Abstract

The New England Appalachians contain some of the first documented gneiss domes. The classic domes of southeast Vermont are typical of these structures in that they appear to have formed by doming of both the gneissosity in basement gneisses and the dominant matrix schistosity in the overlying rocks, after these foliations had formed. However, the three matrix foliations (other than bedding) present in these rocks, which include the one parallel to all compositional layering, post-date dome development. The domes formed as upright anticlines after deposition of the overlying Lower Palaeozoic sediments and volcanics on a Precambrian granitic or gneissic basement. This occurred during orogenesis driven by horizontally directed compressional forces with interspersed periods of relatively coaxial gravitational collapse, rather than through early nappe development followed by folding or diapiric granite emplacement, or crustal extension and upwards bowing of a necked portion of the crust. In spite of numerous subsequent deformations, the domes are very old structures that have been little modified at the level of current crustal exposure. The dominant process during each deformation was reactivation of the compositional layering or gneissosity on at least one limb of the dome. This destroyed earlier developed crenulation cleavages that lay oblique to the compositional layering and commonly prevented new ones from developing. Consequently, a schistosity parallel to bedding in the overlying rocks, and the gneissosity below, formed and was intensified by reactivation on at least one limb of the dome during all subsequent deformations.
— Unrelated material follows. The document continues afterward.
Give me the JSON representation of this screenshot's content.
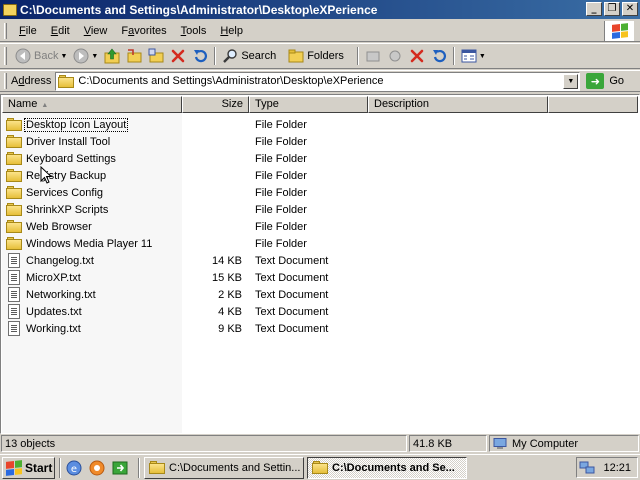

Nappe development, which has commonly been proposed as the origin of foliation parallel to bedding in the rocks overlying gneiss domes, is not necessary and there is no evidence for such a deformation history preserved within either the bedding or matrix foliations that have been folded around the Chester and Athens Domes of southeast Vermont. Subhorizontally dipping foliations that formed during collapse stages of orogenesis have mainly been the product of relatively coaxial deformation rather than of the highly non-coaxial deformation that accompanies nappe development. The fold to the west of the Chester and Athens Domes, which has classically been regarded as the nose of the major nappe, formed with an upright rather than shallowly dipping axial plane.